Ungelesener Beitrag von Salva » Di, 8. Jan. 2019, 06:21

Mo, 7. Januar 2019: Im Prozess um den Mord an Nicole-Denise Schalla hat das Schwurgericht zwei DNA-Experten angehört. Danach beantragten die Verteidiger die Freilassung des Angeklagten.

Die Münchener Diplom-Biologin Katja Anslinger hatte die Spur F14_P1 auf DNS untersucht. Bei der Spur handelte es sich um einen einzelnen Partikel, der in Nicole-Denise's rechten Leistengegend gesichert werden konnte. "Ich lehne mich nicht einmal so weit aus dem Fenster, zu sagen, dass es sich um eine Hautschuppe handelt", sagte Anslinger den Richtern. Das sei aber die wahrscheinlichste Variante.

Diese eine Schuppe stammt vom Angeklagten. Da sind sich Anslinger und auch ihre Kollegen vom Landeskriminalamt in Düsseldorf einig. Fraglich ist nur, wie das winzig kleine Partikelchen an die Leiche des 16-jährigen Mädchens gekommen ist. Laut Anslinger ist keineswegs sicher, dass die Hauptschuppe bei direktem Körperkontakt übertragen worden sein muss.

Für die beiden Verteidiger Ralph Giebeler und Gencer Demir steht damit fest, dass die DNA-Spur tatsächlich gar nichts beweist. Weder die Täterschaft ihres Mandanten, noch die Tatsache, dass Ralf H. zur Tatzeit überhaupt Kontakt mit der Schülerin aus dem Jungferntal hatte. Über ihren Antrag, den Haftbefehl aufzuheben und den 53-Jährigen sofort auf freien Fuß zu lassen, wollen die Richter allerdings erst in den nächsten Tagen entscheiden.

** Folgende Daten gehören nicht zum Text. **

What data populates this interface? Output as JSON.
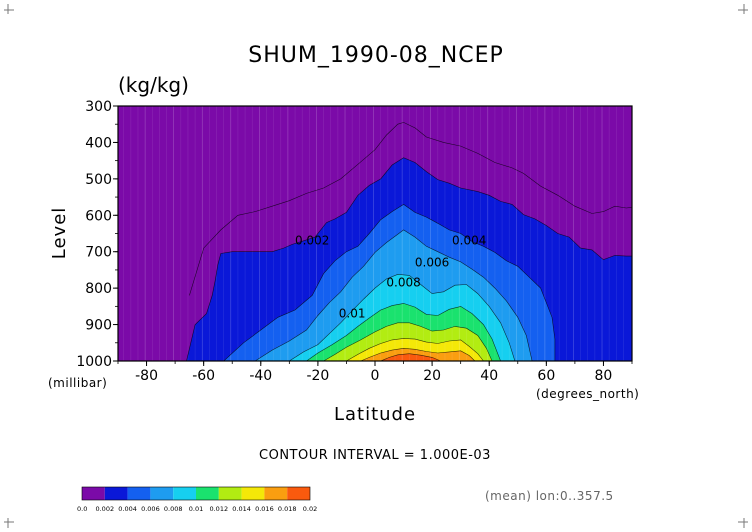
{
  "chart_data": {
    "type": "contour",
    "title": "SHUM_1990-08_NCEP",
    "units": "(kg/kg)",
    "ylabel": "Level",
    "xlabel": "Latitude",
    "x_unit_label": "(degrees_north)",
    "y_unit_label": "(millibar)",
    "xlim": [
      -90,
      90
    ],
    "ylim": [
      1000,
      300
    ],
    "x_ticks": [
      -80,
      -60,
      -40,
      -20,
      0,
      20,
      40,
      60,
      80
    ],
    "y_ticks": [
      300,
      400,
      500,
      600,
      700,
      800,
      900,
      1000
    ],
    "contour_interval_text": "CONTOUR INTERVAL = 1.000E-03",
    "footer_text": "(mean) lon:0..357.5",
    "contour_labels": [
      {
        "text": "0.002",
        "lat": -22,
        "lev": 680
      },
      {
        "text": "0.004",
        "lat": 33,
        "lev": 680
      },
      {
        "text": "0.006",
        "lat": 20,
        "lev": 740
      },
      {
        "text": "0.008",
        "lat": 10,
        "lev": 795
      },
      {
        "text": "0.01",
        "lat": -8,
        "lev": 880
      }
    ],
    "colorbar": {
      "ticks": [
        "0.0",
        "0.002",
        "0.004",
        "0.006",
        "0.008",
        "0.01",
        "0.012",
        "0.014",
        "0.016",
        "0.018",
        "0.02"
      ],
      "colors": [
        "#7b0aa8",
        "#0a18d8",
        "#1460f0",
        "#1e9cf0",
        "#16cff0",
        "#1ae26e",
        "#b2ec12",
        "#f4e808",
        "#fa9e10",
        "#fa5a0e",
        "#f01414"
      ]
    },
    "levels": [
      {
        "value": 0.002,
        "points": [
          [
            -66,
            1000
          ],
          [
            -63,
            900
          ],
          [
            -59,
            870
          ],
          [
            -57,
            820
          ],
          [
            -56,
            780
          ],
          [
            -55,
            735
          ],
          [
            -54,
            705
          ],
          [
            -50,
            700
          ],
          [
            -36,
            700
          ],
          [
            -32,
            690
          ],
          [
            -29,
            680
          ],
          [
            -25,
            670
          ],
          [
            -21,
            660
          ],
          [
            -17,
            620
          ],
          [
            -14,
            610
          ],
          [
            -10,
            592
          ],
          [
            -6,
            545
          ],
          [
            -2,
            518
          ],
          [
            2,
            500
          ],
          [
            6,
            462
          ],
          [
            10,
            442
          ],
          [
            14,
            455
          ],
          [
            18,
            480
          ],
          [
            22,
            502
          ],
          [
            26,
            512
          ],
          [
            30,
            525
          ],
          [
            36,
            535
          ],
          [
            40,
            545
          ],
          [
            44,
            562
          ],
          [
            48,
            570
          ],
          [
            52,
            598
          ],
          [
            56,
            610
          ],
          [
            60,
            628
          ],
          [
            64,
            650
          ],
          [
            68,
            660
          ],
          [
            72,
            690
          ],
          [
            76,
            695
          ],
          [
            80,
            722
          ],
          [
            84,
            710
          ],
          [
            88,
            712
          ],
          [
            90,
            712
          ]
        ]
      },
      {
        "value": 0.004,
        "points": [
          [
            -53,
            1000
          ],
          [
            -46,
            950
          ],
          [
            -40,
            915
          ],
          [
            -34,
            880
          ],
          [
            -28,
            860
          ],
          [
            -22,
            820
          ],
          [
            -18,
            760
          ],
          [
            -14,
            725
          ],
          [
            -10,
            700
          ],
          [
            -6,
            685
          ],
          [
            -2,
            650
          ],
          [
            2,
            612
          ],
          [
            6,
            590
          ],
          [
            10,
            570
          ],
          [
            14,
            592
          ],
          [
            18,
            605
          ],
          [
            22,
            622
          ],
          [
            26,
            640
          ],
          [
            30,
            650
          ],
          [
            34,
            672
          ],
          [
            38,
            685
          ],
          [
            42,
            702
          ],
          [
            46,
            725
          ],
          [
            50,
            740
          ],
          [
            54,
            770
          ],
          [
            58,
            800
          ],
          [
            60,
            840
          ],
          [
            62,
            880
          ],
          [
            63,
            940
          ],
          [
            63,
            1000
          ]
        ]
      },
      {
        "value": 0.006,
        "points": [
          [
            -42,
            1000
          ],
          [
            -36,
            970
          ],
          [
            -30,
            945
          ],
          [
            -24,
            915
          ],
          [
            -20,
            875
          ],
          [
            -16,
            840
          ],
          [
            -12,
            810
          ],
          [
            -8,
            770
          ],
          [
            -4,
            740
          ],
          [
            0,
            702
          ],
          [
            4,
            675
          ],
          [
            8,
            652
          ],
          [
            10,
            640
          ],
          [
            14,
            660
          ],
          [
            18,
            685
          ],
          [
            22,
            700
          ],
          [
            26,
            715
          ],
          [
            30,
            728
          ],
          [
            34,
            748
          ],
          [
            38,
            770
          ],
          [
            42,
            800
          ],
          [
            46,
            835
          ],
          [
            50,
            880
          ],
          [
            53,
            930
          ],
          [
            55,
            1000
          ]
        ]
      },
      {
        "value": 0.008,
        "points": [
          [
            -30,
            1000
          ],
          [
            -25,
            975
          ],
          [
            -20,
            955
          ],
          [
            -16,
            925
          ],
          [
            -12,
            895
          ],
          [
            -8,
            862
          ],
          [
            -4,
            830
          ],
          [
            0,
            800
          ],
          [
            4,
            775
          ],
          [
            8,
            762
          ],
          [
            12,
            765
          ],
          [
            16,
            790
          ],
          [
            20,
            815
          ],
          [
            24,
            810
          ],
          [
            28,
            792
          ],
          [
            32,
            790
          ],
          [
            36,
            815
          ],
          [
            40,
            850
          ],
          [
            44,
            895
          ],
          [
            47,
            950
          ],
          [
            49,
            1000
          ]
        ]
      },
      {
        "value": 0.01,
        "points": [
          [
            -24,
            1000
          ],
          [
            -20,
            978
          ],
          [
            -15,
            955
          ],
          [
            -10,
            930
          ],
          [
            -6,
            905
          ],
          [
            -2,
            882
          ],
          [
            2,
            860
          ],
          [
            6,
            848
          ],
          [
            10,
            842
          ],
          [
            14,
            852
          ],
          [
            18,
            872
          ],
          [
            22,
            875
          ],
          [
            26,
            858
          ],
          [
            30,
            850
          ],
          [
            34,
            870
          ],
          [
            38,
            900
          ],
          [
            41,
            940
          ],
          [
            44,
            1000
          ]
        ]
      },
      {
        "value": 0.012,
        "points": [
          [
            -18,
            1000
          ],
          [
            -14,
            982
          ],
          [
            -10,
            962
          ],
          [
            -5,
            942
          ],
          [
            0,
            920
          ],
          [
            4,
            905
          ],
          [
            8,
            895
          ],
          [
            12,
            895
          ],
          [
            16,
            905
          ],
          [
            20,
            918
          ],
          [
            24,
            915
          ],
          [
            28,
            905
          ],
          [
            32,
            910
          ],
          [
            36,
            930
          ],
          [
            39,
            965
          ],
          [
            41,
            1000
          ]
        ]
      },
      {
        "value": 0.014,
        "points": [
          [
            -10,
            1000
          ],
          [
            -6,
            982
          ],
          [
            -2,
            965
          ],
          [
            2,
            952
          ],
          [
            6,
            942
          ],
          [
            10,
            938
          ],
          [
            14,
            940
          ],
          [
            18,
            948
          ],
          [
            22,
            952
          ],
          [
            26,
            945
          ],
          [
            30,
            942
          ],
          [
            33,
            960
          ],
          [
            36,
            980
          ],
          [
            38,
            1000
          ]
        ]
      },
      {
        "value": 0.016,
        "points": [
          [
            -5,
            1000
          ],
          [
            -2,
            990
          ],
          [
            2,
            978
          ],
          [
            6,
            970
          ],
          [
            10,
            965
          ],
          [
            14,
            968
          ],
          [
            18,
            974
          ],
          [
            22,
            978
          ],
          [
            26,
            975
          ],
          [
            30,
            972
          ],
          [
            33,
            985
          ],
          [
            35,
            1000
          ]
        ]
      },
      {
        "value": 0.018,
        "points": [
          [
            2,
            1000
          ],
          [
            5,
            990
          ],
          [
            8,
            983
          ],
          [
            12,
            980
          ],
          [
            16,
            984
          ],
          [
            20,
            990
          ],
          [
            23,
            1000
          ]
        ]
      },
      {
        "value": 0.0015,
        "points": [
          [
            -65,
            820
          ],
          [
            -60,
            690
          ],
          [
            -54,
            640
          ],
          [
            -48,
            600
          ],
          [
            -42,
            590
          ],
          [
            -36,
            575
          ],
          [
            -30,
            560
          ],
          [
            -24,
            540
          ],
          [
            -18,
            525
          ],
          [
            -12,
            500
          ],
          [
            -6,
            460
          ],
          [
            0,
            420
          ],
          [
            4,
            380
          ],
          [
            8,
            350
          ],
          [
            10,
            345
          ],
          [
            14,
            360
          ],
          [
            18,
            385
          ],
          [
            24,
            400
          ],
          [
            30,
            410
          ],
          [
            36,
            430
          ],
          [
            42,
            455
          ],
          [
            48,
            470
          ],
          [
            52,
            485
          ],
          [
            58,
            520
          ],
          [
            64,
            545
          ],
          [
            70,
            575
          ],
          [
            76,
            595
          ],
          [
            80,
            590
          ],
          [
            84,
            575
          ],
          [
            88,
            580
          ],
          [
            90,
            578
          ]
        ]
      }
    ]
  }
}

Fünf bis acht Minuten langer Todeskampf
Die Schülerin sei zweifelsfrei erwürgt worden, und das mit großer Kraft. Bei der Obduktion der Leiche hatten die Rechtsmediziner damals ein gebrochenes Zungenbein festgestellt. „Dieser Knochen ist bei Jugendlichen üblicherweise noch sehr elastisch“, so Zweihoff. Daher müsse der Täter kräftig zugedrückt haben.
Quelle: Ruhr Nachrichten


Ich bin gespannt wie sich der Prozess noch entwickelt und die Frage, wie diese winzige Schuppe in Nicole's rechte Leistengegend landen konnte, plausibel beantwortet werden kann. In dem oben verlinkten Video "Mord nach 25 Jahren aufgeklärt" wird nämlich erklärt und dargestellt, dass Nicole's Leichnam stundenlang dem Regen ausgesetzt war und zwar bei heruntergezogener Hose und Slip und hochgeschobener Oberbekleidung. Dass unter diesen Umständen dennoch eine Schuppe gesichert werden konnte, die zweieinhalb Jahrzehnte später zu einen vorbestraften und ehemals sicherungsverwahrten Sexualstraftäter führt, ist schon ein erstaunlicher Zufall. Hinzu kommt, dass man die vielen Vortaten des Angeklagten "wie eine Schablone auf diesen Fall drauflegen kann".
Verteidiger Giebeler will das Indiz aber keineswegs bereits als Beweis gelten lassen:
Es gibt noch mehr männliche DNA am Körper, die noch nicht zugeordnet werden konnte.
sagte er am Rande des Prozesses...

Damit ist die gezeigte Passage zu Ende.